A Look at “After Hitler” by Michael Jones

After Hitler: The Last Days of World War Two in EuropeAfter Hitler: The Last Days of World War Two in Europe by Michael Jones
My rating: 3 of 5 stars

A nice summer read that adds to the historical record surrounding WWII. In much of the history written we seem to stop with the death of Hitler by suicide in the bunker, and a pivot to the war in the Pacific. The reality is that the war in Europe went on for another week plus after Hitler’s death, with the so called Donitz government in Germany looking to exploit potential divisions in the Allied camp to keep some semblance of Nazi rule alive in Germany.

As much as I have read on WWII I discovered my own ignorance of Donitz, who I had incorrectly perceived as more military than Nazi. Jones exposes that fallacy, with Donitz shown to be a loyal disciple of Hitler, even after Hitler’s death. Jones delves slightly into the pre-Hitler death period, which dealt with Hitler and Goebbels hopes of salvation through a schism between Soviet Russia, and Great Britain and the U.S. Even in his debilitated condition Hitler had some rudimentary political instincts that could perceive the obvious, but his massive crimes against humanity foreclosed any hope of a political deal that could sever the western allies from the Soviet Union. This book deals with some of the military actions taken by the allies, the political situation as the Red Army closed in on Czechoslovakia and Poland, and the Donitz attempt to ensure German surrender of military units to the western allies rather than to the Red Army.

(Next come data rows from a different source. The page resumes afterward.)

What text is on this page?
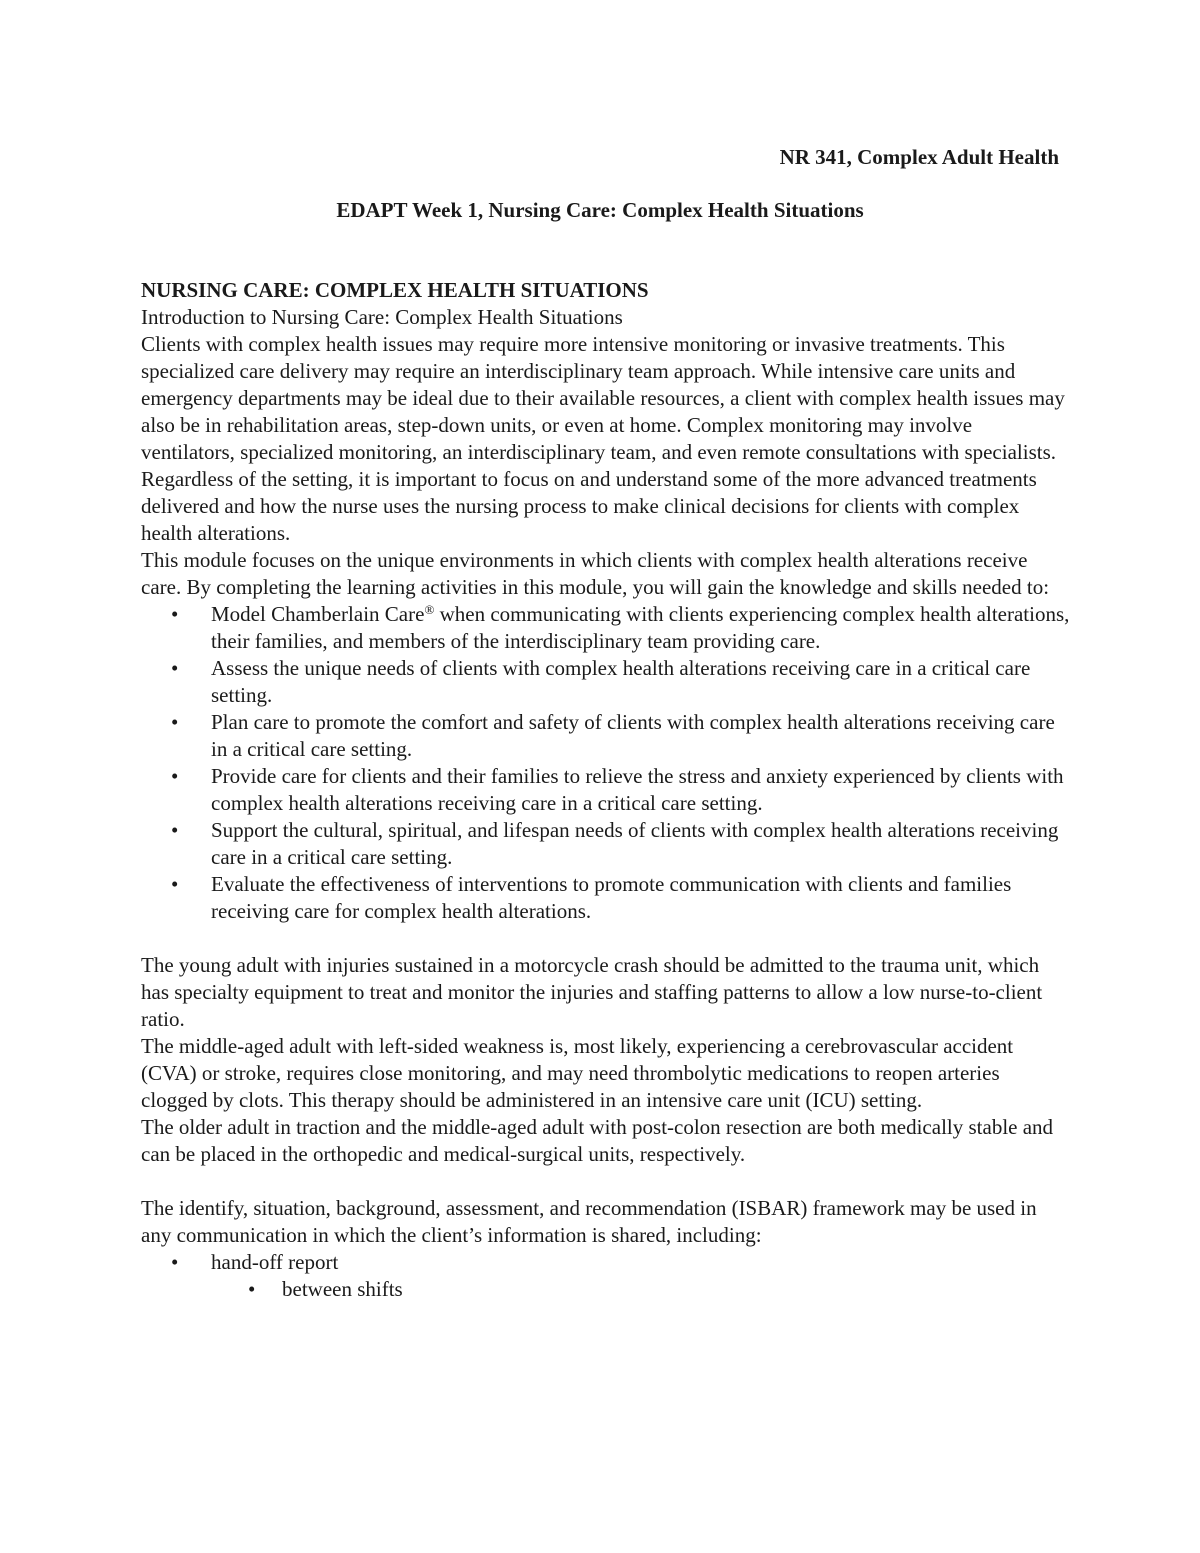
NR 341, Complex Adult Health
EDAPT Week 1, Nursing Care: Complex Health Situations

NURSING CARE: COMPLEX HEALTH SITUATIONS

Introduction to Nursing Care: Complex Health Situations

Clients with complex health issues may require more intensive monitoring or invasive treatments. This specialized care delivery may require an interdisciplinary team approach. While intensive care units and emergency departments may be ideal due to their available resources, a client with complex health issues may also be in rehabilitation areas, step-down units, or even at home. Complex monitoring may involve ventilators, specialized monitoring, an interdisciplinary team, and even remote consultations with specialists. Regardless of the setting, it is important to focus on and understand some of the more advanced treatments delivered and how the nurse uses the nursing process to make clinical decisions for clients with complex health alterations.

This module focuses on the unique environments in which clients with complex health alterations receive care. By completing the learning activities in this module, you will gain the knowledge and skills needed to:

• Model Chamberlain Care® when communicating with clients experiencing complex health alterations, their families, and members of the interdisciplinary team providing care.
• Assess the unique needs of clients with complex health alterations receiving care in a critical care setting.
• Plan care to promote the comfort and safety of clients with complex health alterations receiving care in a critical care setting.
• Provide care for clients and their families to relieve the stress and anxiety experienced by clients with complex health alterations receiving care in a critical care setting.
• Support the cultural, spiritual, and lifespan needs of clients with complex health alterations receiving care in a critical care setting.
• Evaluate the effectiveness of interventions to promote communication with clients and families receiving care for complex health alterations.

The young adult with injuries sustained in a motorcycle crash should be admitted to the trauma unit, which has specialty equipment to treat and monitor the injuries and staffing patterns to allow a low nurse-to-client ratio.

The middle-aged adult with left-sided weakness is, most likely, experiencing a cerebrovascular accident (CVA) or stroke, requires close monitoring, and may need thrombolytic medications to reopen arteries clogged by clots. This therapy should be administered in an intensive care unit (ICU) setting.

The older adult in traction and the middle-aged adult with post-colon resection are both medically stable and can be placed in the orthopedic and medical-surgical units, respectively.

The identify, situation, background, assessment, and recommendation (ISBAR) framework may be used in any communication in which the client’s information is shared, including:

• hand-off report
• between shifts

The book shows General Dwight Eisenhower as a true man of honor in terms of his adherence to agreements reached amongst the allies, making difficult decisions to halt in place along pre-agreed lines of demarcation, even when such decisions were opposed by those who wanted to chip away at territory that would be grabbed by the Red Army. Eisenhower realized the fragile nature of the alliance, and took the necessary steps to assuage his suspicious Russian allies.

The outline of the cold war in Europe, and the genesis of the term “Iron Curtain” is covered, and brings some good historical perspective. The last ten days of the war in Europe laid the groundwork for a long “cold war” between west and east, as incompatible visions of what should occur post war hardened into a situation that brought us close to war on several occasions. Jones covers a very important period of history that has been under-reported, and brings some of the continuing horrors of WWII, post Hitler, to light.